The quote is in fact signed by 22 people, most with the title 'Professor' or 'Dr'. They are clinicians and scientists.

I don't think it shows a misunderstanding at all.
 

msf

Senior Member
Messages
3,650
I'm surprised that someone who has ME still has such respect for the titles Dr. and Prof. If it is not a misunderstanding, it is disingeneous. The only way they could make that statistic relevant is if they mentioned the predictive rate of other methods of discerning the potential effect of drugs, such as cell studies.
 

msf

Senior Member
Messages
3,650
Plus, isn't the quote contradictory in this context? You used it to support a call for more information being made available on the efficacy of animal studies, but your supporting quote mentions that several studies have shown that they are predictive only 37-50% of the time. Either we do not need more information, or that quote is based on insufficient evidence.
 

MeSci

ME/CFS since 1995; activity level 6?
Messages
8,231
Location
Cornwall, UK
Plus, isn't the quote contradictory in this context? You used it to support a call for more information being made available on the efficacy of animal studies, but your supporting quote mentions that several studies have shown that they are predictive only 37-50% of the time. Either we do not need more information, or that quote is based on insufficient evidence.
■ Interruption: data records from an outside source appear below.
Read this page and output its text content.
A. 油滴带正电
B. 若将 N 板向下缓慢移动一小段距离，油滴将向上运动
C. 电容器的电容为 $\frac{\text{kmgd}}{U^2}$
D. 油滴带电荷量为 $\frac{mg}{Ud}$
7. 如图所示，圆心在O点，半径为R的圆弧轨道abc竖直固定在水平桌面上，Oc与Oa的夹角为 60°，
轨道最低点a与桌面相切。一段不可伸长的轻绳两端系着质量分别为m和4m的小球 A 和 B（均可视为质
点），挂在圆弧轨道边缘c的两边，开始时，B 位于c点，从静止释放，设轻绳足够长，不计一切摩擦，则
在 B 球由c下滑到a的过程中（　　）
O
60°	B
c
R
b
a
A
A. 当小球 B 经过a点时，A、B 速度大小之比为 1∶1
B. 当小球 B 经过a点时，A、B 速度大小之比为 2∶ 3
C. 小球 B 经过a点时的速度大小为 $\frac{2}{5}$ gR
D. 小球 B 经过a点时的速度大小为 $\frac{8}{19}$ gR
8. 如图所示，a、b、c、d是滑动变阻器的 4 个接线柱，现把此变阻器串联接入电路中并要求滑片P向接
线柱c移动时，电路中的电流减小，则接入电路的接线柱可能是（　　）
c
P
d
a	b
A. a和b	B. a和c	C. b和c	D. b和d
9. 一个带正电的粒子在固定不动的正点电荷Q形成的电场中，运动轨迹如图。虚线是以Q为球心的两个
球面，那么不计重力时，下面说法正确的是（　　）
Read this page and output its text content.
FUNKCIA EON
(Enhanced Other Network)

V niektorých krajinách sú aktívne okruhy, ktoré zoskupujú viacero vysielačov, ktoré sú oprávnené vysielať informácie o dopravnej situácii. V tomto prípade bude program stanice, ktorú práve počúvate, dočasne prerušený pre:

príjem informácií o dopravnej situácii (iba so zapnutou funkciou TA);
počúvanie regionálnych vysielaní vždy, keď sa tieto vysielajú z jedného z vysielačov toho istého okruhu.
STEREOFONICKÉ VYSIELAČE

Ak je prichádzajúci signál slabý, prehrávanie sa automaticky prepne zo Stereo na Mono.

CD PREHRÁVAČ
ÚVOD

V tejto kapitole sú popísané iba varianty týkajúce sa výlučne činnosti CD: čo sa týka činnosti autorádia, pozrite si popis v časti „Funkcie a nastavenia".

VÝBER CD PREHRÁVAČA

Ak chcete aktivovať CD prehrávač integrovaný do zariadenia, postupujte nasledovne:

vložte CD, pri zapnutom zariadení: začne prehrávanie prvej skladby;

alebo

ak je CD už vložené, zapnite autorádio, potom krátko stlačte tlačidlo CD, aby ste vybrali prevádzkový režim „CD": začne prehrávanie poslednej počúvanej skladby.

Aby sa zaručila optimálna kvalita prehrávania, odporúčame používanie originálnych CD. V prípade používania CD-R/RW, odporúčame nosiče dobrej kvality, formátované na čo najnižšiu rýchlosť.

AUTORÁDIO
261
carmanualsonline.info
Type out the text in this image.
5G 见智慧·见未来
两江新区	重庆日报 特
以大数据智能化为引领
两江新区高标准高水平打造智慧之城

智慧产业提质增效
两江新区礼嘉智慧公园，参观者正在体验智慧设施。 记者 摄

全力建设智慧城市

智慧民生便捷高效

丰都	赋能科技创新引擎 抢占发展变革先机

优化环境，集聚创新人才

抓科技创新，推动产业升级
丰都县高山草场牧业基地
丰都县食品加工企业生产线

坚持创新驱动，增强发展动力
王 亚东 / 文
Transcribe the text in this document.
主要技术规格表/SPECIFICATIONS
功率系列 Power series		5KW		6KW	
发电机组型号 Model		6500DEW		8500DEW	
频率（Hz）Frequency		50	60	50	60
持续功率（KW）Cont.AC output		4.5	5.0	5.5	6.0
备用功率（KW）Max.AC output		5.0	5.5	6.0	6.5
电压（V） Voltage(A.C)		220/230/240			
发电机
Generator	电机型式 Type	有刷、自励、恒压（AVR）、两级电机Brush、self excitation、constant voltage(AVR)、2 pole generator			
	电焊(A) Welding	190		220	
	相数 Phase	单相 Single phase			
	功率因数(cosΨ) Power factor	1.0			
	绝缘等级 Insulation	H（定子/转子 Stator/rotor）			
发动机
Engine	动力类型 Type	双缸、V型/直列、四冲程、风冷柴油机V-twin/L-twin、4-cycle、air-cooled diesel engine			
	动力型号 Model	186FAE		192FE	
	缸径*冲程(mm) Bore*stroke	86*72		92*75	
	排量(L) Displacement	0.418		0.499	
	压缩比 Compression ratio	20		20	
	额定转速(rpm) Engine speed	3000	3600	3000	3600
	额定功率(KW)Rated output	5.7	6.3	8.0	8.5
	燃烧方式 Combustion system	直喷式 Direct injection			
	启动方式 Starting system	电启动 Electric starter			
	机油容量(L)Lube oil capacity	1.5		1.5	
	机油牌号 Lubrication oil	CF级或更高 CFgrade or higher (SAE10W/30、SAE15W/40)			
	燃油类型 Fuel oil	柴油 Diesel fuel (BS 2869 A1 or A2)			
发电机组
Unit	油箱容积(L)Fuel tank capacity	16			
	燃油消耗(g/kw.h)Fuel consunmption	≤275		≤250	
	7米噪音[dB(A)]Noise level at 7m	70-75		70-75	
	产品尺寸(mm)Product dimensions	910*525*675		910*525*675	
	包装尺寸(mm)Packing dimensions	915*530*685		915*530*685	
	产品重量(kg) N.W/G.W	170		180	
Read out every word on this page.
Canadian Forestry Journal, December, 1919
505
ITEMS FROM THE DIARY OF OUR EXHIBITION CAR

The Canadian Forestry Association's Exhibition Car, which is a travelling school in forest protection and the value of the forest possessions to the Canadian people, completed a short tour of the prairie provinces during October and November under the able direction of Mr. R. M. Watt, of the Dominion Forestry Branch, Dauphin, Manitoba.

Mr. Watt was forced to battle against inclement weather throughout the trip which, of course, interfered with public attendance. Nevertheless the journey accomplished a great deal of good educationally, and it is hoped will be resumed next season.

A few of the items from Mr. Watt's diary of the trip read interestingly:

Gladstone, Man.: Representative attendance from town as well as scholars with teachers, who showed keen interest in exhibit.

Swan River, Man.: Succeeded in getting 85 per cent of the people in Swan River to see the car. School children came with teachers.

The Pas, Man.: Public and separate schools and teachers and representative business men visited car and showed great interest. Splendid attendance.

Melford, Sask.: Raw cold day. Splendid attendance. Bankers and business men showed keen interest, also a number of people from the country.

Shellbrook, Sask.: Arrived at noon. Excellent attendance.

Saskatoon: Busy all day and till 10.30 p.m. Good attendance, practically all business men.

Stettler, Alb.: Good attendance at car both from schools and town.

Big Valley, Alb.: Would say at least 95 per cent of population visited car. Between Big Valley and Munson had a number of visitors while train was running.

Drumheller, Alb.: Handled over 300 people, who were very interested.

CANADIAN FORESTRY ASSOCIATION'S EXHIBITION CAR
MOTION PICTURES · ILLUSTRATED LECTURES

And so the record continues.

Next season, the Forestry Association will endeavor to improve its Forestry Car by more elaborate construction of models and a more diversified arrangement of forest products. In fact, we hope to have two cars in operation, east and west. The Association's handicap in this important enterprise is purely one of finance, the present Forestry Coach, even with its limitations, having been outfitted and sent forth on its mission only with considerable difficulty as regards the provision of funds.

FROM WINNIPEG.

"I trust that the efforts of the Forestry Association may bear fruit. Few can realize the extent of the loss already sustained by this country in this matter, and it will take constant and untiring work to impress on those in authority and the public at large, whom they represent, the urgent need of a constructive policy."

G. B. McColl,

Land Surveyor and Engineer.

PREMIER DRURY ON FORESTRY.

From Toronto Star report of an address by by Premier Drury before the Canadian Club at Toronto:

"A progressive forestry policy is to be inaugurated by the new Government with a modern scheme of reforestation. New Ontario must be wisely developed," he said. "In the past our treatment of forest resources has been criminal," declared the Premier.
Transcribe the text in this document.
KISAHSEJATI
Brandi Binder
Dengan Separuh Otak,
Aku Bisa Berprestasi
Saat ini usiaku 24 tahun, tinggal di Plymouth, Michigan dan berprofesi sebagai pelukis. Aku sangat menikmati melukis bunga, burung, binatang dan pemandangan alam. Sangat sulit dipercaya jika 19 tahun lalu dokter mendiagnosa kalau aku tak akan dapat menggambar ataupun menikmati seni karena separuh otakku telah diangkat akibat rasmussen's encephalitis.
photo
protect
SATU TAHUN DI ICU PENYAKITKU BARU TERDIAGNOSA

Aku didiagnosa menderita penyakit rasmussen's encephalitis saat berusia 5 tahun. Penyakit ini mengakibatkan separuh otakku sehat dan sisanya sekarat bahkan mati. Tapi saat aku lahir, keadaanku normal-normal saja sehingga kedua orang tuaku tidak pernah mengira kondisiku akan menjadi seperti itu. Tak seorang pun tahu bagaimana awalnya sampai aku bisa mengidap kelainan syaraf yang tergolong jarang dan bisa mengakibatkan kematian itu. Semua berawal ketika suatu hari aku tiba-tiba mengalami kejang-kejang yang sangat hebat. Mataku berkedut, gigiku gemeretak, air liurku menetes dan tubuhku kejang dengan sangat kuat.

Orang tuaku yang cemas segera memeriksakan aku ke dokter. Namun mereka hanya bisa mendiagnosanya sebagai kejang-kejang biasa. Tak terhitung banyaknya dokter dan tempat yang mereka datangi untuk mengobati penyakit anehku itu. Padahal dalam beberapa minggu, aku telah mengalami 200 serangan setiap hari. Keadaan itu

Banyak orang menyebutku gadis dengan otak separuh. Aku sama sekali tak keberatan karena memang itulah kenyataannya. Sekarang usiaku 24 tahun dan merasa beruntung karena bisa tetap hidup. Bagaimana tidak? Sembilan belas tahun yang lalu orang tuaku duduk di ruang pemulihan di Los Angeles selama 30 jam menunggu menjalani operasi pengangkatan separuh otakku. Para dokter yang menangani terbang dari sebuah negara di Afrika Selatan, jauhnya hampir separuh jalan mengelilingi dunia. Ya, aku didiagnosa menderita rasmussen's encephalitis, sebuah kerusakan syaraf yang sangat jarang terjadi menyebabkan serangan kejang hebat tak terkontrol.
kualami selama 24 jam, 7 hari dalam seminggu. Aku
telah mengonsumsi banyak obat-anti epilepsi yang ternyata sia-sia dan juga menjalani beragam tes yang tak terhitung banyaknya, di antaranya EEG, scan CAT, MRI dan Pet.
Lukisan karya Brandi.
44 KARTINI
I am simply replying to your points - you said 'expert' and I was pointing out that there were quite a few backing the statement.

We do need more information. There have been a few comparison studies, including the one referred to by the scientists and clinicians in the 37-50% context, which is here.

But we need a lot more info than that, and analyses by a lot more people. The authors of the few existing comparison studies may be accused of bias, deliberate or otherwise. Others may argue that the findings do not apply to their particular line of research. The field of animal experimentation is huge and varied. Just the range of species and genetic lines involved is huge.

But you have already said "I doubt it will change my mind completely on this issue", which I find puzzling.

Please, let UK folk just contact their MPs and ask them to support this EDM or not. I just don't have time for this discussion, which I have had much too much of over the years. The point of the EDM is to establish the facts to everyone's satisfaction, or as far as is possible.

I am currently working so have to dash again.
 

msf

Senior Member
Messages
3,650
Ok, I doubt either of us is going to change each other's mind on this, so I will let it lie. I said I doubt I will change my mind completely because I feel that the logic of animal studies is pretty sound, but you obviously don't agree, so let's leave it at that.

I am not stopping anyone doing what you suggested in your opening post, and like Valentjin I saw you posting it here as an invitation to debate the issue. I assumed you were looking to persuade more people to come round to your way of thinking. If that was not your intention then I apologise for wasting your time.